I guess the wheels got to turning in JW’s head because as he passed the Kane route he yelled down to me that it was “worth a shot” and so I scrambled back up to meet him and we started down the route. Right away it became obvious that this is a whole other ball ‘o wax compared to our ascent route. The Kane route is more difficult. It’s more exposed, much steeper, longer and looser than our ascent route. Unless you like down climbing loose choss, where every handhold, no matter how large seems determined to come down on top of your melon, I would highly recommend NOT using the Kane route on this mountain. JW and I both made it down no worse for the wear – and I was glad I did it because I would have always wondered otherwise, but since there is such an obvious route around this crux it almost seems foolish to tempt the scrambling deities.

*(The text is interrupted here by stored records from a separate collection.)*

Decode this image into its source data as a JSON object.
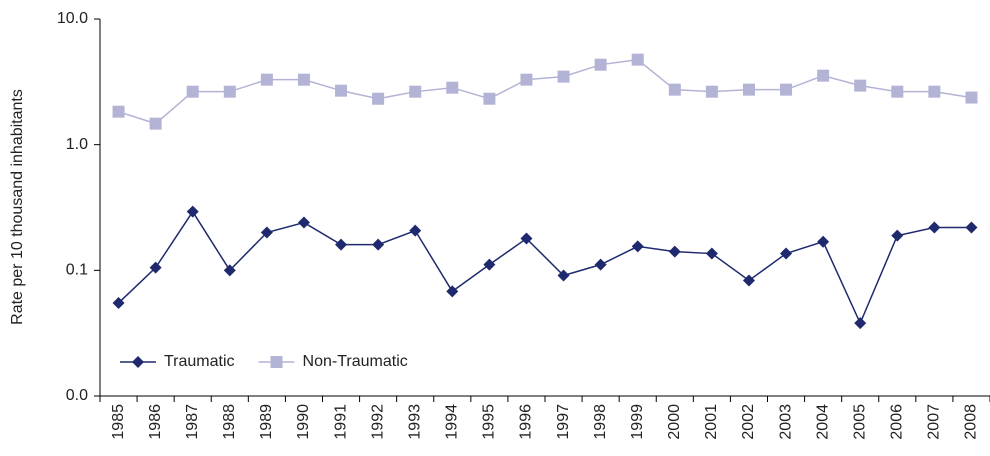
{
  "chart_data": {
    "type": "line",
    "y_label": "Rate per 10 thousand inhabitants",
    "categories": [
      "1985",
      "1986",
      "1987",
      "1988",
      "1989",
      "1990",
      "1991",
      "1992",
      "1993",
      "1994",
      "1995",
      "1996",
      "1997",
      "1998",
      "1999",
      "2000",
      "2001",
      "2002",
      "2003",
      "2004",
      "2005",
      "2006",
      "2007",
      "2008"
    ],
    "series": [
      {
        "name": "Traumatic",
        "color": "#1f2a6e",
        "marker": "diamond",
        "values": [
          0.055,
          0.105,
          0.293,
          0.1,
          0.2,
          0.24,
          0.16,
          0.16,
          0.207,
          0.068,
          0.111,
          0.179,
          0.091,
          0.111,
          0.155,
          0.141,
          0.136,
          0.083,
          0.136,
          0.169,
          0.038,
          0.189,
          0.219,
          0.219
        ]
      },
      {
        "name": "Non-Traumatic",
        "color": "#b3b3d6",
        "marker": "square",
        "values": [
          1.83,
          1.47,
          2.64,
          2.64,
          3.29,
          3.29,
          2.69,
          2.32,
          2.64,
          2.84,
          2.32,
          3.29,
          3.48,
          4.33,
          4.75,
          2.74,
          2.64,
          2.74,
          2.74,
          3.54,
          2.95,
          2.64,
          2.64,
          2.37
        ]
      }
    ],
    "ylim": [
      0.01,
      10
    ],
    "yticks": [
      {
        "value": 0.01,
        "label": "0.0"
      },
      {
        "value": 0.1,
        "label": "0.1"
      },
      {
        "value": 1,
        "label": "1.0"
      },
      {
        "value": 10,
        "label": "10.0"
      }
    ],
    "log_scale": true,
    "grid": false,
    "legend": "lower left"
  }
}
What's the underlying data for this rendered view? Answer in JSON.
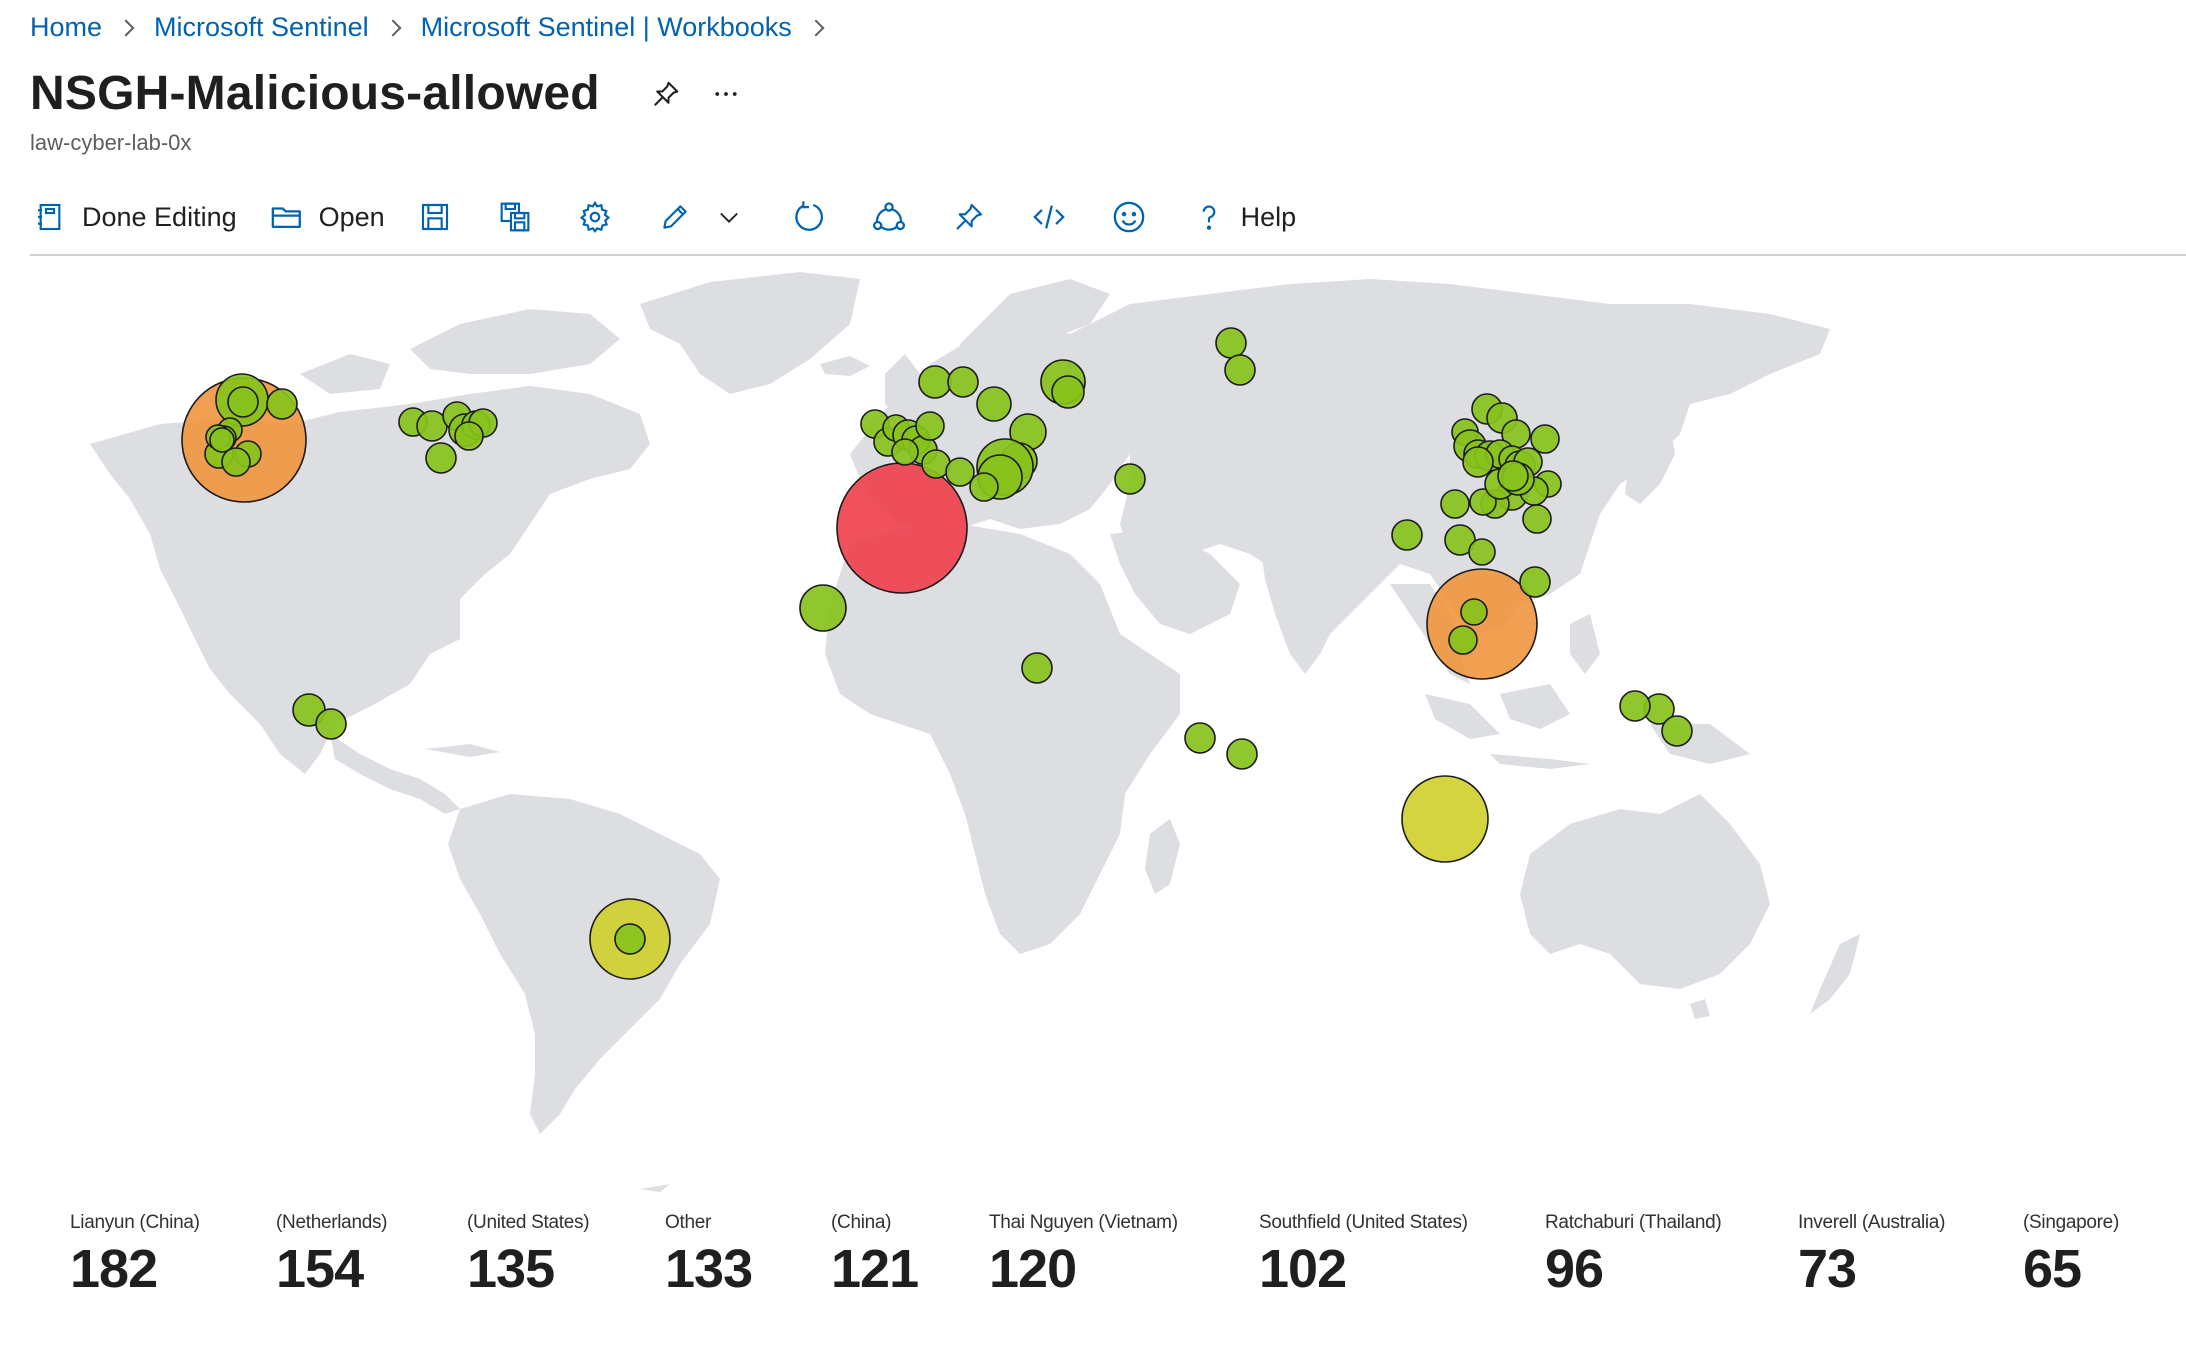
{
  "breadcrumb": [
    "Home",
    "Microsoft Sentinel",
    "Microsoft Sentinel | Workbooks"
  ],
  "title": "NSGH-Malicious-allowed",
  "subtitle": "law-cyber-lab-0x",
  "toolbar": {
    "done_editing": "Done Editing",
    "open": "Open",
    "help": "Help"
  },
  "colors": {
    "link": "#0063b1",
    "land": "#dcdee2",
    "bubble_high": "#ee3e4b",
    "bubble_mid": "#f0953e",
    "bubble_midlow": "#cfcf2c",
    "bubble_low": "#88c21c"
  },
  "stats": [
    {
      "label": "Lianyun (China)",
      "value": "182"
    },
    {
      "label": "(Netherlands)",
      "value": "154"
    },
    {
      "label": "(United States)",
      "value": "135"
    },
    {
      "label": "Other",
      "value": "133"
    },
    {
      "label": "(China)",
      "value": "121"
    },
    {
      "label": "Thai Nguyen (Vietnam)",
      "value": "120"
    },
    {
      "label": "Southfield (United States)",
      "value": "102"
    },
    {
      "label": "Ratchaburi (Thailand)",
      "value": "96"
    },
    {
      "label": "Inverell (Australia)",
      "value": "73"
    },
    {
      "label": "(Singapore)",
      "value": "65"
    }
  ]
}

Looking down the flagged / cairned crux as described by Kane – note the cairn at the bottom?
Tricky, slow down climbing on the crux.

There were no cairns marking our ascent route and we didn’t cairn it either, but if you simply continue past the Kane route, almost completely to the south end of the summit block on the ledge (it will be obvious), you can’t miss it. I think Dow Williams must have picked a very similar line to ours but I can’t be sure of that. Even the ledge route was ‘difficult’ but compared to the regular Kane route it is much safer IMHO. Wietse and Kevin both said that it was a bit tricky to descend but the level of involuntary clenching seemed considerably less than what JW and I had just experienced.

This gives an idea of the terrain around the crux – very steep and exposed.

After the summit block we retraced our ascent route through the cliff bands and tackled the steep scree slopes on skiers left of the ascent gully. Eventually we ran into a faint trail with flagging and soon were back at the Wapta high-line trail. Back at the lake JW immediately downed his beer while lounging in the frigid water! The rest of us stayed dry until the sun came out and I joined JW. I am not cold blooded like he is so I only lasted about 3 minutes but he must have been in there for at least 10 or 15.

A shallow cave we went through along the upper summit cliff face.

Once the beer was gone, it was time to head back and we enjoyed some good laughs and impressive views of Takkakkaw Falls before finishing another awesome day in the Rockies.